Tests: 82 pass (was 78). py_compile clean. pip install -r requirements.txt
resolves cleanly with ==0.15.0.

* fix(pqc): error propagation, canonicalization exception handling, proofValue length cap

Fresh cross-check found three issues:

1. verify_credential dropped verify_proof's explicit error when no checks
   array existed. verify_proof early returns (e.g. PQC policy violation,
   "credential is not a dict", "No proof found") only set `error`, not
   `checks`. verify_credential aggregated errors from `checks`, producing
   an empty `error` string. Fixed by preferring `result["error"]` when
   present.

2. verify_proof only caught RuntimeError around _signed_payload. A
   malformed JCS credential (e.g. non-serializable value in the body) could
   raise ValueError/TypeError from _canonicalize and bubble up, causing a
   500 when verify_proof is called directly. Fixed by catching Exception
   and returning it as a check error.

3. No length limit on proofValue before bytes.fromhex. A malicious
   multi-megabyte hex string would be accepted and decoded, causing memory
   DoS. Added _MAX_PROOFVALUE_HEX_LEN = 20000 (generous margin over the
   largest expected ML-DSA-65 sig of 6618 hex chars). Rejected proofValue
   returns valid=False with "too long" error.
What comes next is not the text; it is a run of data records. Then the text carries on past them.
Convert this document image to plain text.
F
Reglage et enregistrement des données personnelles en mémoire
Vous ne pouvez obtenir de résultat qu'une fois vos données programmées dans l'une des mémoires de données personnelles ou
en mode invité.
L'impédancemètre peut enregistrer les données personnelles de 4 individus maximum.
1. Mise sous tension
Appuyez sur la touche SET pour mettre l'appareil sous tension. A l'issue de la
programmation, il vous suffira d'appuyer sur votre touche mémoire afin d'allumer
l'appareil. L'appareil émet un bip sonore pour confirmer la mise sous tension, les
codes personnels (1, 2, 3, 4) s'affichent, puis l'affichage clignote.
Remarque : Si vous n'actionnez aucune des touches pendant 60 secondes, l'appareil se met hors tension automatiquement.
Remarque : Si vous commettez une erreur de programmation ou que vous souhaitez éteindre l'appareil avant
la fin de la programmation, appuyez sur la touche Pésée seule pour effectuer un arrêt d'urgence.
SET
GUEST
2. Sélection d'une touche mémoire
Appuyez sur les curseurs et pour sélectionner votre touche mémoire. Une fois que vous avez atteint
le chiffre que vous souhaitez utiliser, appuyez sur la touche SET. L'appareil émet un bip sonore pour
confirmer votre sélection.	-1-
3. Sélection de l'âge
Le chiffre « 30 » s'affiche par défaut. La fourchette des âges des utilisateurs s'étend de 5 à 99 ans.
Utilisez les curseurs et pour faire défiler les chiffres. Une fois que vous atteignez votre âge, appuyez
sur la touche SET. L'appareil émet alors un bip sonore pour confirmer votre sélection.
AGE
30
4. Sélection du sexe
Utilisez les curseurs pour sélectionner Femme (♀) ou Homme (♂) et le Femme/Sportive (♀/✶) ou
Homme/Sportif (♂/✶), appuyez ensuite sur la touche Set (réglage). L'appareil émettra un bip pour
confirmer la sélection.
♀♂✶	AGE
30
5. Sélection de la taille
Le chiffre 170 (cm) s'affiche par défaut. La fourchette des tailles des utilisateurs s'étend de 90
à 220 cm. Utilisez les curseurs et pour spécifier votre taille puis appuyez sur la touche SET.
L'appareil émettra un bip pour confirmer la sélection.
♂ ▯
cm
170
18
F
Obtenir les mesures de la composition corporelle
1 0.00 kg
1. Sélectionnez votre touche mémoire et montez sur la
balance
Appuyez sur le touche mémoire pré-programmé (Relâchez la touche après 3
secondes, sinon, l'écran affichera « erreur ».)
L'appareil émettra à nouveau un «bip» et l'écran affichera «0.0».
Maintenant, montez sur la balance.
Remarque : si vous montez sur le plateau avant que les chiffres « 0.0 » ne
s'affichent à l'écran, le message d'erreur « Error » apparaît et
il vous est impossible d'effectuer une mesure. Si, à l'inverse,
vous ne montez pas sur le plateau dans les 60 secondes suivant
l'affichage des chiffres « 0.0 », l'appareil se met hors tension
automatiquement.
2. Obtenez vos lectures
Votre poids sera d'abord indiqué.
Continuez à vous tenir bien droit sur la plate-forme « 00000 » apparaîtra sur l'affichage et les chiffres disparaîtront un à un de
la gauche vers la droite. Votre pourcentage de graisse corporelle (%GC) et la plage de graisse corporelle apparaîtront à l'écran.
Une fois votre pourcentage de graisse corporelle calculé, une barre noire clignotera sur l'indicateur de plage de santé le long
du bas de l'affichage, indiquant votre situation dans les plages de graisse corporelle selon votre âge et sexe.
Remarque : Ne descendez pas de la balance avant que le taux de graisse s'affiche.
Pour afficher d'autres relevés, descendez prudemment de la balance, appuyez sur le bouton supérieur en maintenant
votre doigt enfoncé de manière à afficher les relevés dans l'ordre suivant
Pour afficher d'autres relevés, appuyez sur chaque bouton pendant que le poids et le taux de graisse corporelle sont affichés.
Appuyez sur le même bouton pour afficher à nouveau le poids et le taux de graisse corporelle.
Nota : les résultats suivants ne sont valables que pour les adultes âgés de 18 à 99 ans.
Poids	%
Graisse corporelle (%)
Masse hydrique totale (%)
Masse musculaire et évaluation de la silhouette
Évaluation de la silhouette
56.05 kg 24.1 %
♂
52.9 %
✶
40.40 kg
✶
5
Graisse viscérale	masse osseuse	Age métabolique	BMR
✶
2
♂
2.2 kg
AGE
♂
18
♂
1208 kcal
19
Tests: 85 pass (was 82). Added:
- test_verify_credential_preserves_policy_error
- test_verify_credential_preserves_early_error
- test_very_long_proofvalue_rejected

* feat(pqc): make dual-signature policy advisory by default (PQC_ENFORCE)

The PQC dual-signature capability stays in the credential format and the
verify path, but is no longer hard-enforced by default. A central switch
PQC_ENFORCE (env, default off) gates it:
  - off (default): the policy check runs and its outcome is surfaced
    (pqc_policy: would_reject) and logged, but a missing Dilithium leg does not
    fail verification -- existing Ed25519-only issuers keep working.
  - on: reject a PQC-capable issuer single-signed JCS credential, as before.
Legacy sort_keys credentials remain exempt. The liboqs pin, proofValue DoS cap
and error propagation from f3817d4 are unchanged.

Tests: split the policy test into advisory-accept + enforce-reject; the
reject-path tests now run under PQC_ENFORCE=true. Adds an ADR note.

Builds on Harald f3817d4 (his commits preserved as ancestors).